Monday, August 1, 2011

Inanimate Clowns: Scary as Hell

I’m not afraid of much. The typical creepy crawlies never fazed me and I’m always the one racing to the top to see what heights I can conquer. Global warming, strangely alive toupees, and bees (they’re the implement of my death) do get me quaking. But most of all: I HATE inanimate clowns. They're also no. 1 on my "Top 10 gifts to send your child screaming to psych appointments" list.

I’m a product of the 80s and watching Poltergeist ruined me for clown-related glee. Sure, I can take slapstick, red-nose wearing clowns any day. Because I know I can always kick them in the shins and run like heck if they start going all Tim Curry in IT. “They all float down here.” EEE!

It’s those creepy, glass-eyed, I’m going to strangle you in your sleep ones that get me. My own childhood clown took a few trips to the hall closet during the night before my parents got rid of it.

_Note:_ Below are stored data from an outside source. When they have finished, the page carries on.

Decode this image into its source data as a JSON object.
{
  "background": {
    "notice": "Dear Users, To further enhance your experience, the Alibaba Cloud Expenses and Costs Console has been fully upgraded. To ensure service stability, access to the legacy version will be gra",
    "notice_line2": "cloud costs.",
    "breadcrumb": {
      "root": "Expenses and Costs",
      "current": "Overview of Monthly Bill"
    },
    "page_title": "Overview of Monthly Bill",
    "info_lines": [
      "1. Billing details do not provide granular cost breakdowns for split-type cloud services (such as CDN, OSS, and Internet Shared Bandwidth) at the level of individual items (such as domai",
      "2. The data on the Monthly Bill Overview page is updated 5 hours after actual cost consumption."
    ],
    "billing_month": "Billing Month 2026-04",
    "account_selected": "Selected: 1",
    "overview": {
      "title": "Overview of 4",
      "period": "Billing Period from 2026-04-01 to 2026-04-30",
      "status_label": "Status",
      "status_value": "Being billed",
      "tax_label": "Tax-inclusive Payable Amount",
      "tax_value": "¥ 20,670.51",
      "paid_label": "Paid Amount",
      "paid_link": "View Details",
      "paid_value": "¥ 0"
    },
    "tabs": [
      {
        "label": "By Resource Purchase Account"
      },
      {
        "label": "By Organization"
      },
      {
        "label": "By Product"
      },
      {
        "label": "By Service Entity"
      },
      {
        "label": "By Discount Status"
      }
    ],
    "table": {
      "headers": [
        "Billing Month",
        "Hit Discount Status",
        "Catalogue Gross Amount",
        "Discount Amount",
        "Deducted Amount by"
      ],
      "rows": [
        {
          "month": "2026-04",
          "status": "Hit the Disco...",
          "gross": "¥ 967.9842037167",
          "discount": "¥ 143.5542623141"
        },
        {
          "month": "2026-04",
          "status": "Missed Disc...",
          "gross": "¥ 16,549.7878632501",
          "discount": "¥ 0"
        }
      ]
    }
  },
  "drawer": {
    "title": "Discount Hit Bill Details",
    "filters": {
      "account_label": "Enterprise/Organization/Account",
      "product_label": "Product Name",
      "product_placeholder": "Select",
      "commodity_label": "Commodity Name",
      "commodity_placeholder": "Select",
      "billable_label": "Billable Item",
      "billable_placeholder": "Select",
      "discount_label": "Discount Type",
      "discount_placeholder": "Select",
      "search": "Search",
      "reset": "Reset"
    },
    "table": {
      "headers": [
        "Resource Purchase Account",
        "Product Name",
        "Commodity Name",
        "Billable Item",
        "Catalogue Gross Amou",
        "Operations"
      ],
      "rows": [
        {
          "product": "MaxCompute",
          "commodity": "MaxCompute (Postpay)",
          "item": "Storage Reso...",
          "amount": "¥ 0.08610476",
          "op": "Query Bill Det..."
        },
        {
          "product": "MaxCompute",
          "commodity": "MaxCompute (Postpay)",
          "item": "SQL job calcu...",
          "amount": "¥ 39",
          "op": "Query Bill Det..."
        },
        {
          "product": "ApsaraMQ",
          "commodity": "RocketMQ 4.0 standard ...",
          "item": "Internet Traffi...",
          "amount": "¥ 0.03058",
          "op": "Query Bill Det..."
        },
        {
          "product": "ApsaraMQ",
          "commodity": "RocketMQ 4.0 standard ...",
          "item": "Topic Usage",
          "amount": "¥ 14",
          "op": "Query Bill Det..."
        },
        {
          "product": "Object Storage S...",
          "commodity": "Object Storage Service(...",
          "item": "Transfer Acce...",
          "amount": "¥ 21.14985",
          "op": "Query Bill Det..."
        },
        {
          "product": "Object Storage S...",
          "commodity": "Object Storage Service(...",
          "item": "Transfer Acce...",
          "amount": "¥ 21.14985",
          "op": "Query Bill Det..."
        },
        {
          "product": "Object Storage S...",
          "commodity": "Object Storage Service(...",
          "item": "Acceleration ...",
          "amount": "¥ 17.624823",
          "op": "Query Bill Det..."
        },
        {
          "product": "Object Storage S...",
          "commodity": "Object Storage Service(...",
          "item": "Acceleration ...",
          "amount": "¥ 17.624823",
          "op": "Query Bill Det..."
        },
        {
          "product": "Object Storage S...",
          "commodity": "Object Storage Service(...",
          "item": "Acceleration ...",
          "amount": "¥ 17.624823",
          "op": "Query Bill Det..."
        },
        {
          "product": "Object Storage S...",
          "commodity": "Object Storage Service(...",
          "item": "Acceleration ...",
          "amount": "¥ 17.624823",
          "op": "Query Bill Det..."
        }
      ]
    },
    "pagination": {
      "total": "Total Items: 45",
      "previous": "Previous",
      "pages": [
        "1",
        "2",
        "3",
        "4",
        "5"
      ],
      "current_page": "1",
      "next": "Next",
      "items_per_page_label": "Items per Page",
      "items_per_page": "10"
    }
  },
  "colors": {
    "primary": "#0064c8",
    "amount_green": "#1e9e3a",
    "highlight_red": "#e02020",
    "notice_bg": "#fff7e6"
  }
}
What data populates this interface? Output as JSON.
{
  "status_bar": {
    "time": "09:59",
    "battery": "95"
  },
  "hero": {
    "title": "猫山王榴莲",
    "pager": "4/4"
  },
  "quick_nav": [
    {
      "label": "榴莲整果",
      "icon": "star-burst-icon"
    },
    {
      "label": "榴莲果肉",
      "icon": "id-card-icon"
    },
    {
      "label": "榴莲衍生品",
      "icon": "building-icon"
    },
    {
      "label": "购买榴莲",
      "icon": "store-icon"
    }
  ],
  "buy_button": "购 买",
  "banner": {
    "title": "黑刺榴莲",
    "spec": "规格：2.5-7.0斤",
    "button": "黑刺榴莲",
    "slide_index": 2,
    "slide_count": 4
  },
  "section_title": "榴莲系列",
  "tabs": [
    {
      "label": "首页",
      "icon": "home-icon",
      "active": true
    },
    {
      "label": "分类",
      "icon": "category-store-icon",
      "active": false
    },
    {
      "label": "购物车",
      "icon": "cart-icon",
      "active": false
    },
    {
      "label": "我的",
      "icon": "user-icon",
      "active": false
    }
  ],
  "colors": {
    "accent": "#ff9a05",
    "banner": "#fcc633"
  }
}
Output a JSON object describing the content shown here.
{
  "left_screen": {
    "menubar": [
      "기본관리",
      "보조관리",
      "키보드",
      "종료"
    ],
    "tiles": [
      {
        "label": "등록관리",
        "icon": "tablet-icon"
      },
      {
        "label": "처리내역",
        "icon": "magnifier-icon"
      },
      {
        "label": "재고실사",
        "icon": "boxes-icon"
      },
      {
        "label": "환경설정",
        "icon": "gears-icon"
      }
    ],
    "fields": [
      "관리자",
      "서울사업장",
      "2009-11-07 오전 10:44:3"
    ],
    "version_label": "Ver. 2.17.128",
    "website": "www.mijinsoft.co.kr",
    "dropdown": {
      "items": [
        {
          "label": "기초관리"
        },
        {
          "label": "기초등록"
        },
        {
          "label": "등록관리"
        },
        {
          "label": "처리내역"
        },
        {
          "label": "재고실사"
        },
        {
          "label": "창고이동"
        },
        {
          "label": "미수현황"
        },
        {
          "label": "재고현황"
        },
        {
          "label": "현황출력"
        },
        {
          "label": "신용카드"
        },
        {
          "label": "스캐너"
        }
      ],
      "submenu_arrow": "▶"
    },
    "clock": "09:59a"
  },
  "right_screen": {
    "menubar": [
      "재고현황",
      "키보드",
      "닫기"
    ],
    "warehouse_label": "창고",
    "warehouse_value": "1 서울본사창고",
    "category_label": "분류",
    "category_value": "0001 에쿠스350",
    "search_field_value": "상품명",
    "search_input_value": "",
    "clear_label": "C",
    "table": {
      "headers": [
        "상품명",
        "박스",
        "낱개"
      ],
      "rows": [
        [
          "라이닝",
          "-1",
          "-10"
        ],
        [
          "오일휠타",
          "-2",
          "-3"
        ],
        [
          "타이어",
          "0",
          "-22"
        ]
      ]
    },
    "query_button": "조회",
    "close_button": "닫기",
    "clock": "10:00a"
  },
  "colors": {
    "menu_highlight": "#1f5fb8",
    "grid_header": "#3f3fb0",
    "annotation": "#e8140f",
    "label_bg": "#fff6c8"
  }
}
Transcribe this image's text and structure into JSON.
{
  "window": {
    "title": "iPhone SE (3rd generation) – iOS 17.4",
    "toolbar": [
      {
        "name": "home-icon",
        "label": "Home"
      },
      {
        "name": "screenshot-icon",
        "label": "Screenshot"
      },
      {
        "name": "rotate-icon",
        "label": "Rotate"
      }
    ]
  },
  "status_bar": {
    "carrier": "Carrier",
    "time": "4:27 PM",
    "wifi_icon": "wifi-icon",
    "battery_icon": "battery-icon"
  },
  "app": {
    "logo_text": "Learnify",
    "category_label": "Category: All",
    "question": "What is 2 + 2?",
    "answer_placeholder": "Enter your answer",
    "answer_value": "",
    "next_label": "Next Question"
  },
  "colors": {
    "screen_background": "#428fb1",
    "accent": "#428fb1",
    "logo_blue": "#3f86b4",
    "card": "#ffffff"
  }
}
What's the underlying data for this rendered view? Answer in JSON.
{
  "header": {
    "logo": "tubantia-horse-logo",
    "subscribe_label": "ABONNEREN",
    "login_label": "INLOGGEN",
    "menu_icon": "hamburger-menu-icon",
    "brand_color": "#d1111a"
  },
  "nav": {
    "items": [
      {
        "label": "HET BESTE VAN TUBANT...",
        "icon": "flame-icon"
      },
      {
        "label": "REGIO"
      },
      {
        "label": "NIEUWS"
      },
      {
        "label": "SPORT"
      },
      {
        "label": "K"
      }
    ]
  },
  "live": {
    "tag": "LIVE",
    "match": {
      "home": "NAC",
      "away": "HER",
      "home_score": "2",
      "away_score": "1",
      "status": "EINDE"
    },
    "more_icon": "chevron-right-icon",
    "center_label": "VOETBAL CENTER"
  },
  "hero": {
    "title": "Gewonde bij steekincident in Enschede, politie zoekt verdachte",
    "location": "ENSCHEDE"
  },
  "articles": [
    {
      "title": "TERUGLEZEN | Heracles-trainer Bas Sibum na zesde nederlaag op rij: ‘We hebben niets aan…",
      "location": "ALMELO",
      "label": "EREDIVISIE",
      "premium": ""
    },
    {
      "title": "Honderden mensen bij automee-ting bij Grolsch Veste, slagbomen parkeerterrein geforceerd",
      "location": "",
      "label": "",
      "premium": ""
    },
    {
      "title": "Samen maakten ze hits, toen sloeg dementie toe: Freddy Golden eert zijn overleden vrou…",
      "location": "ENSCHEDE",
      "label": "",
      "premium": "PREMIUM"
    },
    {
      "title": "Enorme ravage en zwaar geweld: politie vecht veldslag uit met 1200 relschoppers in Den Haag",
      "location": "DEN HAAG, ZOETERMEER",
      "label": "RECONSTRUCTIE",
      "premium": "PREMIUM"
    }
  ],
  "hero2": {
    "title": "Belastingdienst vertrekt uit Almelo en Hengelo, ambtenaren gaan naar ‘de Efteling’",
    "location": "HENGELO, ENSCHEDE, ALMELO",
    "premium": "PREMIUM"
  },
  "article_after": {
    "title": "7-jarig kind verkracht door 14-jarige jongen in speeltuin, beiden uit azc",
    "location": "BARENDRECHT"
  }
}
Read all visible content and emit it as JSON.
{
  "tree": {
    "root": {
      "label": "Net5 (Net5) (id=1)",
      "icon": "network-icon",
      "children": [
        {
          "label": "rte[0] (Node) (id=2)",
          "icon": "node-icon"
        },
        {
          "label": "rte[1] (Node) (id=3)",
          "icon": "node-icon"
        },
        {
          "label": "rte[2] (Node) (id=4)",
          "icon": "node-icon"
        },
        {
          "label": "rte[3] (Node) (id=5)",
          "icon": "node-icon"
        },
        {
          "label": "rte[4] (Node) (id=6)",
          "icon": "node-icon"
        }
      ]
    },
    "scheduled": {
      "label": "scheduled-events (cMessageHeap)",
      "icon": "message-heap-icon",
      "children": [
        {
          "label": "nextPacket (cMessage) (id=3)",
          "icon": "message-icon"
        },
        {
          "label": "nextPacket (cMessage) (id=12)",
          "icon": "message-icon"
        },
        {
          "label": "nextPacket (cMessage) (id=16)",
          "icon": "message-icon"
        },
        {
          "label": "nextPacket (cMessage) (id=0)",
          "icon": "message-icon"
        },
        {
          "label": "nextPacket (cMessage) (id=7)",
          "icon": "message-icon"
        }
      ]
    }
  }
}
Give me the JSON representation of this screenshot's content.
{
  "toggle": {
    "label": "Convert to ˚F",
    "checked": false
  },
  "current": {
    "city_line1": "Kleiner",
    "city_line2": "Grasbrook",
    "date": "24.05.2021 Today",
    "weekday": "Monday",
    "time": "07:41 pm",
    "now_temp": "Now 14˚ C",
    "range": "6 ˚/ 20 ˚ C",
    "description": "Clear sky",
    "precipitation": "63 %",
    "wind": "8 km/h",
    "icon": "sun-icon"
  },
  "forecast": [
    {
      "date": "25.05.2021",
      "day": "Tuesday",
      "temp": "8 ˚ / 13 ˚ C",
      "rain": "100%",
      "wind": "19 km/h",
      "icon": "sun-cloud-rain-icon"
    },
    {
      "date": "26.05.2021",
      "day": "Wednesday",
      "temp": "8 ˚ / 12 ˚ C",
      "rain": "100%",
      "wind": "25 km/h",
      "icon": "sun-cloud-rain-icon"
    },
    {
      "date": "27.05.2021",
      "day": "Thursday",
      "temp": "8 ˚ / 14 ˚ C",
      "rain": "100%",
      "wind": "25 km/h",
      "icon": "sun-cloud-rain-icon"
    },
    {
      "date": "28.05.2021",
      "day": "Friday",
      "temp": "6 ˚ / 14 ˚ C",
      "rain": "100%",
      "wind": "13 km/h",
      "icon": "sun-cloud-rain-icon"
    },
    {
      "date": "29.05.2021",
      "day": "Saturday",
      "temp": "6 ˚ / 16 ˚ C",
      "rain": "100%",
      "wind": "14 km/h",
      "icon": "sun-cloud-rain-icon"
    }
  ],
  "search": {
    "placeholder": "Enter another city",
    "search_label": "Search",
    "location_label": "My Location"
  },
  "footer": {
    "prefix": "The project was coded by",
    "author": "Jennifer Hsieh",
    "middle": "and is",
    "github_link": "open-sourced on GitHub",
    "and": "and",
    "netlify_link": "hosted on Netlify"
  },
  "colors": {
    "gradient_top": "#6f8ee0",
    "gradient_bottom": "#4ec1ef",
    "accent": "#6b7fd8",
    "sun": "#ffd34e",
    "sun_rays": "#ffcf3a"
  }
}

So imagine my horror when a friend sent me this link to a blog with an “unintentionally creepy clown” that's also pictured here.  Now, if that had been in the subject line I never would have clicked it. But this sadistic lady phrased it as, “Something for the New Baby's Room.” Seriously, what is wrong with toy makers? I'm sure, and desperately hope, the knife was inserted later.

Just close your eyes and drift off. Nothing to fear here.

I’ve since admonished said friend while she laughed gleefully, and told her I would tell this cautionary tale here. I did promise to keep her anonymous for fear of retribution in the form of more nightmare-inducing finds.

Just let this be a lesson to all who want to buy me new baby gifts. Creep-erific clowns and anything that inspires childhood trauma will instantly be re-gifted, and you will have to pay my or my child’s psychiatric bill. Oh, and sorry, Tim Curry. I really do love you, but if you come near me in any form of cake paint, I’ll strike first and ask questions later.